As for Google Reader, well, I don't miss it, to be honest. And to be even more honest, I had ceased to go to it every day after making it and filling it up with customized stuff. I rapidly developed blog bankruptcy with hundreds of people's blogs sitting there unread. I got the Google alerts on news topics in my mail box and stopped "going there" to look for stuff -- and those still work.
No, I don't "go there" to G+ as a replacement for Google Reader (their idea) because:
o too busy -- too many pictures, too many gifs, too much
o too many strangers, too many Google engineers without social graces
o too harsh rules, i.e. you get ban warnings over nothing, worse than Facebook
o too high risk of losing your content over a speech offense, i.e. some thin-skin geek decides to punish you for your legitimate criticism, and now you can't access your Google docs or email -- they're all related.
So as I've always said, spread your privacy erosion over diverse platforms.
In fact, the hilarious thing is that Yahoo now has a clone of Google Reader on its new Yahoo email interface.
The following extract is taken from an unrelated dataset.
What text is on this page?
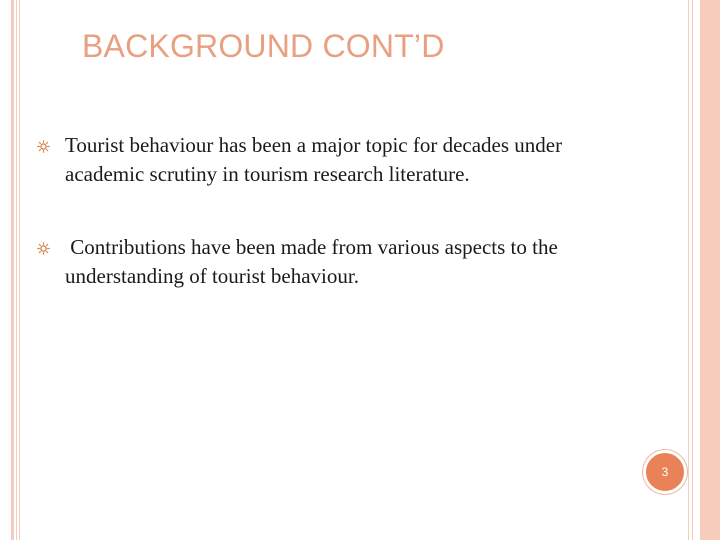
BACKGROUND CONT’D
Tourist behaviour has been a major topic for decades under academic scrutiny in tourism research literature.
Contributions have been made from various aspects to the understanding of tourist behaviour.
3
It does all the same thing, the weather, horoscope, the news you can pick, etc. And it's purple.
Also Windows 8 has a thingie where you can make a reader based on Bing which is perfectly fine and just as customizeable as Google Reader was.
But as I keep saying, Twitter is my magazine and newspaper now, I read that. I unsubscribed from the Times around the time that Risen ran the interview with Snowden so uncritically but I also just got tired of it billing every month when my own reading of it waxed and waned. I am waiting for the Internet people to come up with wallets to pay for individual articles much more easily and cheaply, and also tip bloggers easily.